Effect of Some Environmental Conditions on the Inhibitory Activity of Secondary Metabolites of Bacillus spp. Against Biofilm Forming Bacteria
DOI:
https://doi.org/10.55276/ljs.v22i1.129Keywords:
Secondary metabolites; Environmental conditions; Bacterial biofilms; Iraq.Abstract
Fifty water and sediments samples were collected from different locations in Basrah Governorate, southern Iraq. Twenty bacterial spore forming isolates showing antibacterial activity towards gram negative and positive bacteria were isolated from them. The isolates were identified biochemically by VITEK BCL cards and differential tests. The identification results showed that 15 isolates belong to Bacillus subtilis whereas the remaining 5 isolates belong to B. amyloliquefaciens. The isolates were also identified genetically by amplifying gyr A gene which identified the 15 B. subtilis to subspecies rank. Eight isolates were identified as B. subtilis subsp. spizizinii, whereas the remaining 7 isolates were identified as B. subtilis subsp. Subtilis. Also, five biofilm forming bacterial isolates (target bacteria) were isolated and identified by VITEK GB & GN cards. The identification results showed that 3 isolates belong
to gram positive bacteria: Staphylococcus sciuri, Methicillin Resistant Staphylococcus aureus (MRSA), and Kocuria kristinae, whereas 2 isolates belong to gram negative bacteria: Pseudomonas aeruginosa, and Escherichia coli. The secondary metabolites (sm) were produced and extracted from Bacillus spp. Results of Thin Layer Chromatography test showed that Bacillus s.m. contain free amino acids.
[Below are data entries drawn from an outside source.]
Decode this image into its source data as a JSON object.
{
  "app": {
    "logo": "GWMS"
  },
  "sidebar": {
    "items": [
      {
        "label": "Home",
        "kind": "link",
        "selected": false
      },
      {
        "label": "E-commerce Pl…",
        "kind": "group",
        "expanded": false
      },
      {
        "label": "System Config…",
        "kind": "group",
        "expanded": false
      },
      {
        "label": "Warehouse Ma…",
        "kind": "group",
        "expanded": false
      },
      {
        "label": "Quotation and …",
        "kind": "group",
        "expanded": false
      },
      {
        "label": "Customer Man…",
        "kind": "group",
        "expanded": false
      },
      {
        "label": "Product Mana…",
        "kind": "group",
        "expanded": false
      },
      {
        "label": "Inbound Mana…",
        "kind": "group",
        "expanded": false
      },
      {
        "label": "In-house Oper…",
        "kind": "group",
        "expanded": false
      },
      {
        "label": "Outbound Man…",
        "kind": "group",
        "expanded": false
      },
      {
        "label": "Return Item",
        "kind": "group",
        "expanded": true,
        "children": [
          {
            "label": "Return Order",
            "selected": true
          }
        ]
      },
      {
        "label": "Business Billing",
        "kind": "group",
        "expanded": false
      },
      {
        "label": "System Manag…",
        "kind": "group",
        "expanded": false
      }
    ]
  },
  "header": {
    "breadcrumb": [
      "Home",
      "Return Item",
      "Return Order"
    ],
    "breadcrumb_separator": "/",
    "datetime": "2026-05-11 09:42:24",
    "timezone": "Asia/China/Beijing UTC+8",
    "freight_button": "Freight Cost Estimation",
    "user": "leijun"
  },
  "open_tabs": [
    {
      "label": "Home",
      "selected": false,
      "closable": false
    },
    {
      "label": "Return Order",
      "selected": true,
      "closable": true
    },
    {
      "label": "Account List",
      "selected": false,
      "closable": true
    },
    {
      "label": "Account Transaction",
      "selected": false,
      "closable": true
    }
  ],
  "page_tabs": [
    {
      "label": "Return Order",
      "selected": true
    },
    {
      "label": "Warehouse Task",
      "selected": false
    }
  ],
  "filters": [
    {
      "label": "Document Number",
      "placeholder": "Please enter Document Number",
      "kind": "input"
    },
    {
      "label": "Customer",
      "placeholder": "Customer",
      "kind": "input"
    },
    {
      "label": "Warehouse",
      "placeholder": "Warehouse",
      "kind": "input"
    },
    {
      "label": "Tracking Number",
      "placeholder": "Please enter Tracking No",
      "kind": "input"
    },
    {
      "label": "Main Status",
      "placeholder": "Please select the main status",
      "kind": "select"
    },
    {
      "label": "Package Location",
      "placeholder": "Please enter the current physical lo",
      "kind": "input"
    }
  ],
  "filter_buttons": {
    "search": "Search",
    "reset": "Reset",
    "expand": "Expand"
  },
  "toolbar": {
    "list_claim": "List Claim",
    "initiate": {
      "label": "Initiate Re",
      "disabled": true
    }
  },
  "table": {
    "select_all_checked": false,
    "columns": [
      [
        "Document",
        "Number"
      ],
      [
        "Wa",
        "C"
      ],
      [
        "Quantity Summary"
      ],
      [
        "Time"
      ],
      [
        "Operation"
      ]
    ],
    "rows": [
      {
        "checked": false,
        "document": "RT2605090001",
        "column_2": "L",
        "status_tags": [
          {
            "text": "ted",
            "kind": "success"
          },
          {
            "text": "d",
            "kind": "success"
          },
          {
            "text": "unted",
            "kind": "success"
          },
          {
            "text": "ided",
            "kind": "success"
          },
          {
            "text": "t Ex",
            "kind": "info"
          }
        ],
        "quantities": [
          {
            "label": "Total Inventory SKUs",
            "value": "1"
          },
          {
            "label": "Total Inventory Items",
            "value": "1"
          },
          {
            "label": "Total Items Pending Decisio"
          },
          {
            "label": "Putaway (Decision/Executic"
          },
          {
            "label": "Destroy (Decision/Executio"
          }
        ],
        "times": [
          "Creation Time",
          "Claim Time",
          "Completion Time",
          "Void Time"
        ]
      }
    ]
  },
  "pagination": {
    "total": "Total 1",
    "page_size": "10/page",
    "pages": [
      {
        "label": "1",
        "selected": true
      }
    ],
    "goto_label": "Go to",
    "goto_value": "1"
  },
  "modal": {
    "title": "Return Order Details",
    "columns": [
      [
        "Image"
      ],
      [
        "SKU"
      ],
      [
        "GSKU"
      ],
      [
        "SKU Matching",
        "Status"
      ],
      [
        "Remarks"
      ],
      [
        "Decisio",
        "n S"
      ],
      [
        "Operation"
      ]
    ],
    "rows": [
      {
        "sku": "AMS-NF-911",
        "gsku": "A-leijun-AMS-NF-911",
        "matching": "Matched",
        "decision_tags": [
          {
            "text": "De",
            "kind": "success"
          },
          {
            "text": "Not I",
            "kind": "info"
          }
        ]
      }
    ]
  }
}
Relative flow (Rf) values showed a relatively close association which ranged between 0.750-0.897. Total proteins were determined by Biuret method, the highest value was for BS8 (13.78 g/L) followed by BS14 (12.02 g/L). Secondary metabolites extracts of BS8 and BS14 were chosen for complete study; s.m. extracts of BS8 and BS14 were purified and results of electrophoresis showed that the molecular weight of BS8 s.m. was 3779 Daltons, while the molecular weight of BS14 s.m. was 694 Daltons. The purified s.m. were identified by GC-MS. The results showed that BS8 s.m. extract contained a number of amino acids and their derivatives as well as lipopeptides which have antimicrobial activity, whereas BS14 s.m. extract contained two compounds which have powerful antibacterial activity against both gram positive and negative bacteria. One of them was an ester the other was a hydrocarbon. The effects of temperature and pH on the antibacterial activity of BS8 and BS14 s.m. extracts against target bacteria were studied, both s.m. showed high thermo stability at the temperature used in the study, but they were inactivated at 121°C, also both s.m. showed high stability to the pH values used in the study.